Идея дружбы всё ещё его не привлекала.
Он взял с рояля исписанный нотный лист и изучил его. Почему-то дружба с музой Дилана не вдохновляла. Он скомкал страницу и бросил её в кучу таких же на кушетке позади себя.
Он мог отправиться развлекаться. Дилан сделал глоток бренди и сказал себе, что не хочет отвлекаться, не сейчас. Он хотел попытаться ещё раз. Глубоко вздохнув, Дилан положил руки на клавиши, стараясь не обращать внимание на шум в голове и сосредоточиться. Снова и снова он проигрывал аккорды десятками различных способов, чтобы лейтмотив зазвучал, но всё без толку.
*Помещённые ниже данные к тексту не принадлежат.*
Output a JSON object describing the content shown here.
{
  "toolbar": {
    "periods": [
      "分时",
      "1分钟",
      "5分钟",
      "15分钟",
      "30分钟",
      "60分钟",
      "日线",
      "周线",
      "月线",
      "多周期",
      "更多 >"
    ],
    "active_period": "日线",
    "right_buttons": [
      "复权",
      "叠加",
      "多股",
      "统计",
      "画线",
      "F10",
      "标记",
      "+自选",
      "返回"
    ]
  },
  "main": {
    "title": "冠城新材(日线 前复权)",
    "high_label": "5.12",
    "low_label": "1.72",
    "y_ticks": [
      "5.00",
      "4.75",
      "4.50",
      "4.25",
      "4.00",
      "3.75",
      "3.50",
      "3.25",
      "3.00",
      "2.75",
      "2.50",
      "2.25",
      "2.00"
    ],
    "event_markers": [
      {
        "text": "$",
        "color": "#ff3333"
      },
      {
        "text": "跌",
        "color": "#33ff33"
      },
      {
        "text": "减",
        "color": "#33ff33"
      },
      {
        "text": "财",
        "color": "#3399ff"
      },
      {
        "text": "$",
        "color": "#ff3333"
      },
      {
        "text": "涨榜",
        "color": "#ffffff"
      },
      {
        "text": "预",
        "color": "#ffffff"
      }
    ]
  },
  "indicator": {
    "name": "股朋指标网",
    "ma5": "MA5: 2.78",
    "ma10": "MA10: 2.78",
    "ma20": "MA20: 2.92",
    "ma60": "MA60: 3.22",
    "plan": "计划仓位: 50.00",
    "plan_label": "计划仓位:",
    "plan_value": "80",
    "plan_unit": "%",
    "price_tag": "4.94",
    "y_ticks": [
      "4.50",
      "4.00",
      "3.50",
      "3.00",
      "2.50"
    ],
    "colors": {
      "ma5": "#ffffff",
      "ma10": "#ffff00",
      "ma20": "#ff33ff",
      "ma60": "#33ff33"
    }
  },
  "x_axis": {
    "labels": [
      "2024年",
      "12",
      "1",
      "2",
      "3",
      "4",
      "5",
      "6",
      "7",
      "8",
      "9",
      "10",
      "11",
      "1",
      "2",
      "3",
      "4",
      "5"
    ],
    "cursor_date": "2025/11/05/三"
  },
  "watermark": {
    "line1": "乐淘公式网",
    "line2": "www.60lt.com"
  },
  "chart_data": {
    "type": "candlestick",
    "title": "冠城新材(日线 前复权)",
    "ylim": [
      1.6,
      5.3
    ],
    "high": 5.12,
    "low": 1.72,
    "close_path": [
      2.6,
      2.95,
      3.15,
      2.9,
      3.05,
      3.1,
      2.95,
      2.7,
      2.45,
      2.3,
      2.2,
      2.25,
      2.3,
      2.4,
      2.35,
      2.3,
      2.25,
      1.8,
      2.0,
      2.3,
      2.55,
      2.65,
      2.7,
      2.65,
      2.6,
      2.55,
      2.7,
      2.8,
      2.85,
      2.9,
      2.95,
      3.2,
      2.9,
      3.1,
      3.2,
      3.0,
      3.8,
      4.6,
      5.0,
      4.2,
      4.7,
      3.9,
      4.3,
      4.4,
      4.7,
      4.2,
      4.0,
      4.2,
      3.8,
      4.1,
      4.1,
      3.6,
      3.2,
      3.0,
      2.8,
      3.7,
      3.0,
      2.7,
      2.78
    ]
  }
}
Сколько бы Дилан ни импровизировал, общая композиция не выстраивалась.
– Чёрт, чёрт, чёрт.
Дилан резко опустил локти на клавиши, в ответ они издали неприятный диссонирующий звук, который соответствовал его душевному состоянию, но пользы для композиции не принёс. Он потёр веки кончиками пальцев. Часы пробили полночь. И по-прежнему ни одной приличной ноты. Пять лет Дилана изводил звон в ушах, и вдруг забрезжила надежда, появился набросок вступления, а потом опять голова загудела.
Возможно, он себя обманывал. Возможно, Грейс права, и муз не существует. Возможно, пять лет назад оказался прав и Дилан, и, то, что сейчас он слышал у себя в голове, было всего лишь блёклым эхом прежних сонат и симфоний.
С каждым мгновением страх охватывал его всё сильнее и сильнее, пока не вцепился мёртвой хваткой, как отчаявшаяся птица. Он хотел... Боже, он хотел снова стать самим собой. Человеком, который мог сесть и написать безупречную сонату так же непринуждённо, как простое письмо, человеком, который без труда выражал в музыке всё, что видел, слышал и чувствовал, человеком, который мог высказать посредством нот и мелодий что угодно. Снова стать человеком, которому не нужно беспокоиться о неудаче и который всегда уверен в себе.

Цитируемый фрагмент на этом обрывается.